Many of my complaints have revolved around the project being too large and ambitious, but I have to stress the issue of incompetence among the responsible parties. I have yet to read a Jim Krueger script that involved me in his characters, or was not filled with gaping plotholes or circumstances in place of a story. The only arc in this first volume is the Fighting Yank finally realizing he was wrong in his actions, and trying to make amends. That arc is completed in the first preview story, but is constantly referenced and dragged out for the entire mini-series without much additional development. None of the other characters even have the start of an arc. They were in the '40s, now they're in the '00s, many of them have slightly altered abilities, and they're on the run from Big Government. That's all we get. The characters seem to be in the early stages of Alzheimer's, suffering from confusion, regressive behavior, and occasional temper tantrums, but still easily directed and kind enough to forget any initiated B- or C-plots until the next volume/spin-off mini-series.

The art by Carlos Paul is serviceable. The storytelling is okay and the layouts are usually clear, but it's all uninspired. I think it's reasonably tight pencils shot and digitally enhanced, but they still look vague and unfinished. Colors by Insight Studio and Debora Carita helps to firm things up, and are somehow evocative of Mark Texeira's painted art, despite the pencils being in no way similar. The art gets progressively looser and rushed, so the colorists have to be credited for the consistency of the volume, such as it is.

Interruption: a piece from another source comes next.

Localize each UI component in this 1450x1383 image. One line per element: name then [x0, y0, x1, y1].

The story ends at an awkward point to act as a springboard for a slew of spin-off series, followed by forty-odd pages of preparatory design work. I'm sure Alex Ross had a lot of fun jazzing up these old characters visually, but after Kingdom Come and Earth X, even this area seems mired in tropes. The chest emblem as a light source, the hoods/cloaks, turning costume elements metallic, "borrowing" wholesale from other media-- it gets tiresome. Applying one artist's design aesthetic across an entire universe only emphasizes how insular, unimaginative and unnecessary it happens to be.

Project Superpowers is an exercise and an initiative, not a fully realized narrative. It takes dozens of super-heroes from separate companies and treats them all like team members of a low grade '70s Marvel super-team soaked in manufactured melodrama and "relevance."